На улице, где проживал Куликовский, сейчас же навели порядок: починили мостки для пешеходов, у ворот Дома поставили столб с фонарем -- один на всю улицу. На окраинных улицах из ламп в фонарях часто выливали керосин. Из "фонаря Куликовского" керосин не брали, это была особая дань уважения. Телеграмму доставили только на другое утро. По двору прошагал франтоватый околоточный. Он не стал стучать в дверь -- звонка не было,-толкнул ее и в темных сенях стукнулся лбом о притолоку. Надо было пятак приложить, чтобы шишка на лбу была меньше, да не до того -- мешала телеграмма, надо ее скорее сдать. Околоточный чиркнул спичкой, огляделся -- нет ли умысла? Нет, постройка такая или дом осел. Если бы не царская телеграмма, околоточный сумел бы и виновного сыскать, и с виновного взыскать.

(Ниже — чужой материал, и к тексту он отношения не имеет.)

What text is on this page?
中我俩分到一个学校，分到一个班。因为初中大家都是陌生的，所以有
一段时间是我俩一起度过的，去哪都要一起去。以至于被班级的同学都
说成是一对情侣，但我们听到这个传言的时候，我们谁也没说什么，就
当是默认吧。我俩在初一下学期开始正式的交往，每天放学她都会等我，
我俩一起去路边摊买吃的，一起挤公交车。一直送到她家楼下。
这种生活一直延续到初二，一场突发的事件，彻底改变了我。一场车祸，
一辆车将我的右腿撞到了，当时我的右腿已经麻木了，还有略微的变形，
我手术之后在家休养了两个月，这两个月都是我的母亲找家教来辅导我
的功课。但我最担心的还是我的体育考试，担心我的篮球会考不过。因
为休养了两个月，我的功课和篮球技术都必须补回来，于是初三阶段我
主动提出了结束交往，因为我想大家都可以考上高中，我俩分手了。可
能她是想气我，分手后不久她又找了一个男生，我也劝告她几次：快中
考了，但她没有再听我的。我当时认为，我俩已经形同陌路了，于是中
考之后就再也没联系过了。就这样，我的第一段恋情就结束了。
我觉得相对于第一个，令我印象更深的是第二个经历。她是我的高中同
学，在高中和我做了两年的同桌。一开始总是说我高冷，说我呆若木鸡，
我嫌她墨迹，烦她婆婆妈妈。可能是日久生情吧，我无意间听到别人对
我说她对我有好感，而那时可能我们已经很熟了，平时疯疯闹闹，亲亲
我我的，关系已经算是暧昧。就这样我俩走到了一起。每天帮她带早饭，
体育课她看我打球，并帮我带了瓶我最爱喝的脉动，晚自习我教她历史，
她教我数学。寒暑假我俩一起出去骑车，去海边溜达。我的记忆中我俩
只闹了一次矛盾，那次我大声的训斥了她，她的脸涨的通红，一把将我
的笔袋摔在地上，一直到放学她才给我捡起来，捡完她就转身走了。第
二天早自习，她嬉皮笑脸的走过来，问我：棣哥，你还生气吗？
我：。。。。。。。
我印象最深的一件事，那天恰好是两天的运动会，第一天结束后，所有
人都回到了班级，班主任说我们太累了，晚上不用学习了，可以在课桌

Не хотелось околоточному наклонять голову, и он решил присесть, входя. Вошел. Выпрямился. Прокричал: -- Александр Куликовский! Тебе телеграмма от царицы, получай, расписку дай -- и на чай!

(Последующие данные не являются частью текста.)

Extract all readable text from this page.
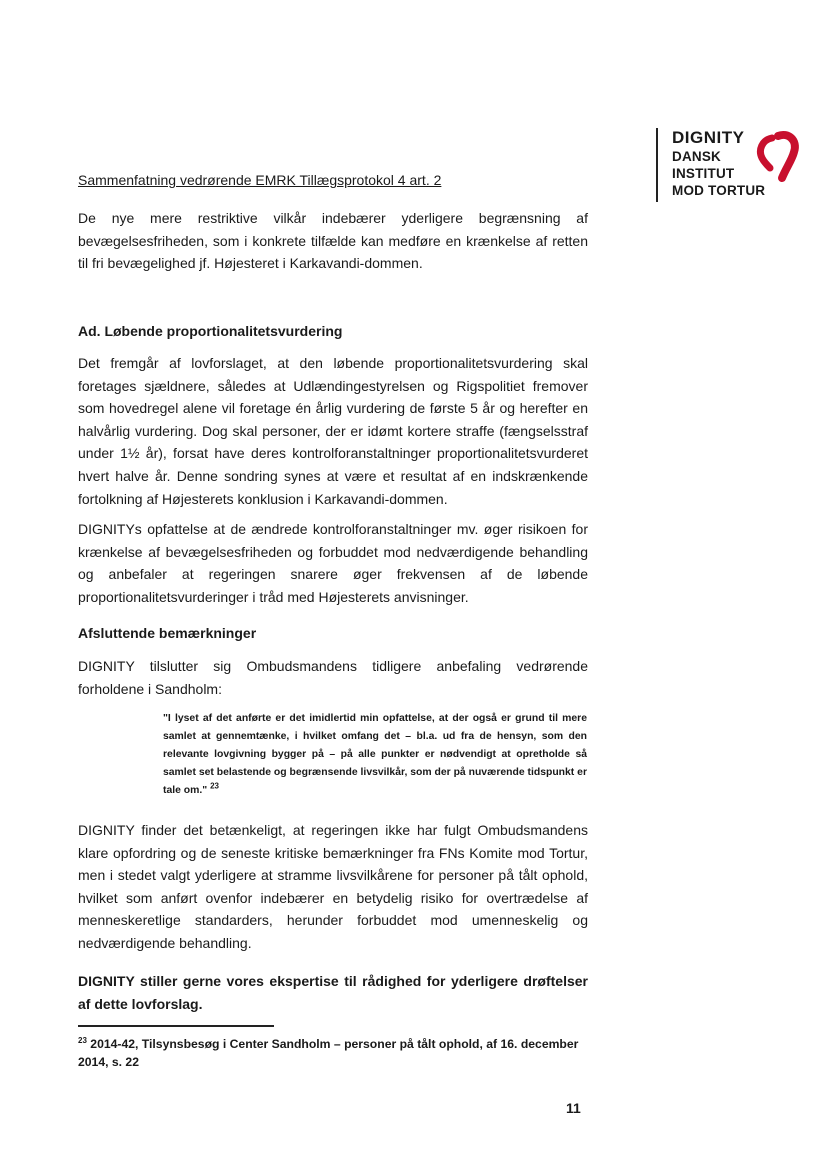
DIGNITY
DANSK
INSTITUT
MOD TORTUR
Sammenfatning vedrørende EMRK Tillægsprotokol 4 art. 2
De nye mere restriktive vilkår indebærer yderligere begrænsning af bevægelsesfriheden, som i konkrete tilfælde kan medføre en krænkelse af retten til fri bevægelighed jf. Højesteret i Karkavandi-dommen.
Ad. Løbende proportionalitetsvurdering
Det fremgår af lovforslaget, at den løbende proportionalitetsvurdering skal foretages sjældnere, således at Udlændingestyrelsen og Rigspolitiet fremover som hovedregel alene vil foretage én årlig vurdering de første 5 år og herefter en halvårlig vurdering. Dog skal personer, der er idømt kortere straffe (fængselsstraf under 1½ år), forsat have deres kontrolforanstaltninger proportionalitetsvurderet hvert halve år. Denne sondring synes at være et resultat af en indskrænkende fortolkning af Højesterets konklusion i Karkavandi-dommen.
DIGNITYs opfattelse at de ændrede kontrolforanstaltninger mv. øger risikoen for krænkelse af bevægelsesfriheden og forbuddet mod nedværdigende behandling og anbefaler at regeringen snarere øger frekvensen af de løbende proportionalitetsvurderinger i tråd med Højesterets anvisninger.
Afsluttende bemærkninger
DIGNITY tilslutter sig Ombudsmandens tidligere anbefaling vedrørende forholdene i Sandholm:
"I lyset af det anførte er det imidlertid min opfattelse, at der også er grund til mere samlet at gennemtænke, i hvilket omfang det – bl.a. ud fra de hensyn, som den relevante lovgivning bygger på – på alle punkter er nødvendigt at opretholde så samlet set belastende og begrænsende livsvilkår, som der på nuværende tidspunkt er tale om." $^{23}$
DIGNITY finder det betænkeligt, at regeringen ikke har fulgt Ombudsmandens klare opfordring og de seneste kritiske bemærkninger fra FNs Komite mod Tortur, men i stedet valgt yderligere at stramme livsvilkårene for personer på tålt ophold, hvilket som anført ovenfor indebærer en betydelig risiko for overtrædelse af menneskeretlige standarders, herunder forbuddet mod umenneskelig og nedværdigende behandling.
DIGNITY stiller gerne vores ekspertise til rådighed for yderligere drøftelser af dette lovforslag.
$^{23}$ 2014-42, Tilsynsbesøg i Center Sandholm – personer på tålt ophold, af 16. december 2014, s. 22
11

Куликовский вскочил, оглянулся. Околоточный оторопел: самое большое начальство не могло быть таким грозным. Околоточный пролепетал:
-- Что ты медвежьим солнышком смотришь? Если нет чем за доставку заплатить, потом отдашь, я получить не забуду.
Куликовский ногой топнул и так закричал, что во всем домишке отдалось. На улице было слышно:
-- Да как ты посмел прийти с высочайшей грамотой?! Ведь это не простая телеграмма, это вы-со-чай-шая грамота! От ее им-пе-ра-тор-ско-го ве-ли-чес-тва! Должен самый старший по чину и положению принести и вручить мне. Должен его превосходительство господин губернатор в полной парадной форме, при всех регалиях и чтобы со свитой полагающейся. Он явится представителем вы-со-чай-ших особ! А ты-- вон убирайся, пока я не составил протокол за непочтительное отношение к их им-пе-ра-тор-ским ве-личе-ствам!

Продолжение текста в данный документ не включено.